Nun muss Katar allein aus geographischen Gründen gute
Kontakte zu Teheran pflegen, denn beide Staaten sind
Nachbarn und beuten gemeinsam das weltweit größte Erdgasfeld
im Persischen Golf aus, das die Seegrenzen beider Staaten
überschneidet. Saudi-Arabien sprach wegen dieser politischen
Nähe Katars zum Iran zusammen mit den Emiraten einen Boykott
gegen den kleinen Staat aus.
Irgendwie
vermischt sich das Komplott der Saudis gegen Katar, das
sicher nicht ohne Druck der USA zustande kam, mit einer
familiären Angelegenheit der Trumps. Denn Trumps
Schwiegersohn Jared Kushner hat milliardenschwere
Verbindlichkeiten wegen einer Immobilie in New York und
hatte bei reichen Vertretern Katars um einen Kredit
nachgesucht, war mit seinem Anliegen aber gescheitert.
Lüders merkt dazu an: „Katarischer Darstellung zufolge war
der begeisterte Tweet Trumps beim Boykott Katars
(„…Vielleicht der Anfang vom Ende des terroristischen
Horrors!“) eine unmittelbare Reaktion auf weitere
gescheiterte Verhandlungen Kushners mit katarischen
Investoren im Zusammenhang mit seiner Luxusimmobilie 666
Fifth Avenue.

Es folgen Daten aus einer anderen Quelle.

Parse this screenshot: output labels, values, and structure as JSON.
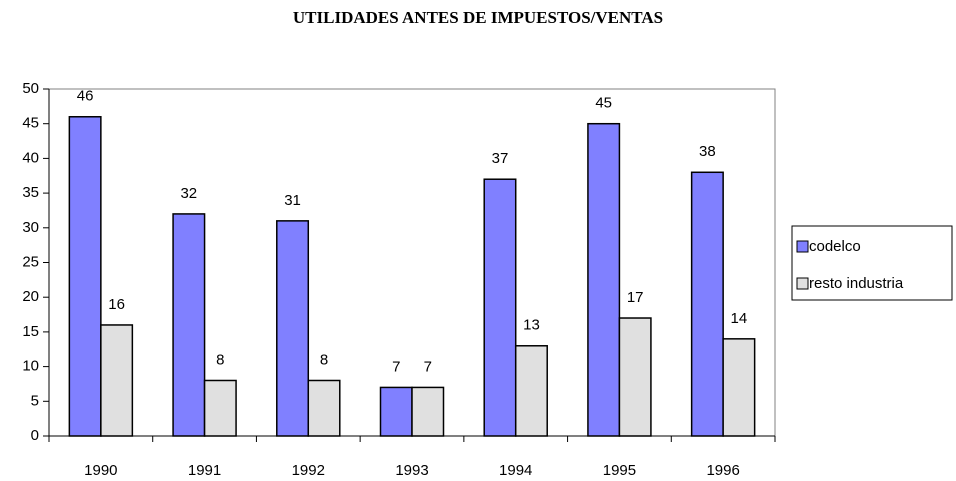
{
  "chart_data": {
    "type": "bar",
    "title": "UTILIDADES ANTES DE IMPUESTOS/VENTAS",
    "categories": [
      "1990",
      "1991",
      "1992",
      "1993",
      "1994",
      "1995",
      "1996"
    ],
    "series": [
      {
        "name": "codelco",
        "color": "#8080ff",
        "values": [
          46,
          32,
          31,
          7,
          37,
          45,
          38
        ]
      },
      {
        "name": "resto industria",
        "color": "#e0e0e0",
        "values": [
          16,
          8,
          8,
          7,
          13,
          17,
          14
        ]
      }
    ],
    "ylim": [
      0,
      50
    ],
    "yticks": [
      0,
      5,
      10,
      15,
      20,
      25,
      30,
      35,
      40,
      45,
      50
    ],
    "legend": "right"
  }
}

Wenn es Dohar [Hauptstadt und Regierungssitz
Katars] gelingt, dafür den Beweis zu erbringen, etwa auf der
Grundlage gehackter Informationen, ist Kushner geliefert und
Trump als Präsident angezählt. Das würde an Landesverrat
grenzen – ein Showdown am Golf, weil der Pleitier Kushner
dringend Geld benötigt, es aber nicht bekommt, und sein
Schwiegervater zu ihm hält?“
Auch bei
dem Krieg in Syrien ging es den USA und auch Israel nie –
wie behauptet – um Demokratie und Menschenrechte, sondern um
den Sturz des Assad-Regimes und den Gewinn der strategischen
Tiefe in der Auseinandersetzung mit den Schiiten im Irak und
Iran. Wenn der Westen (in diesem Fall die USA und die EU) im
Bündnis mit der Türkei und den Golfstaaten seinen Einsatz in
Syrien mit den Gräueltaten des Assad-Regimes begründet (weil
es dadurch jede Legitimität verloren habe), ist das, ohne
das brutale Vorgehen des syrischen Diktators leugnen zu
wollen, pure Heuchelei, denn die amerikanische Politik hat
nie Skrupel gehabt, blutrünstige Diktatoren zu unterstützen,
wenn sie ihren Interessen dienten. So ist der ägyptische
Präsident as-Sisi trotz gravierender
Menschenrechtsverbrechen ein treuer Verbündeter der USA. Der
frühere US-Präsident Ronald Reagan pflegte über solche
Diktatoren zu sagen: „Natürlich sich das Verbrecher, aber es
sind ‚unsere‘ Verbrecher!“
Lüders
weist auch darauf hin, dass nicht nur die Rückeroberung
Aleppos und Ost-Ghoutas durch die syrische Armee viele Opfer
gekostet und furchtbare Zerstörungen angerichtet hat,
sondern genauso auch die Rückeroberung Mossuls und Raqqas
durch die US-Armee und ihre Verbündeten. Lüders
Schlussfolgerung: „Die Kritik wird heuchlerisch, wenn sie
sich ausschließlich gegen eine Kriegspartei richtet, denn
alle Kriegsparteien haben sich in Syrien wie auch im Irak
dieser Methoden bedient: Einkreisen, Aushungern und
Dauerbeschuss des Gegners.“
Zu
hinterfragen sind auch die Vorwürfe gegen das Assad-Regime,
Giftgas eingesetzt zu haben. Besonders im Fall Ost-Ghouta.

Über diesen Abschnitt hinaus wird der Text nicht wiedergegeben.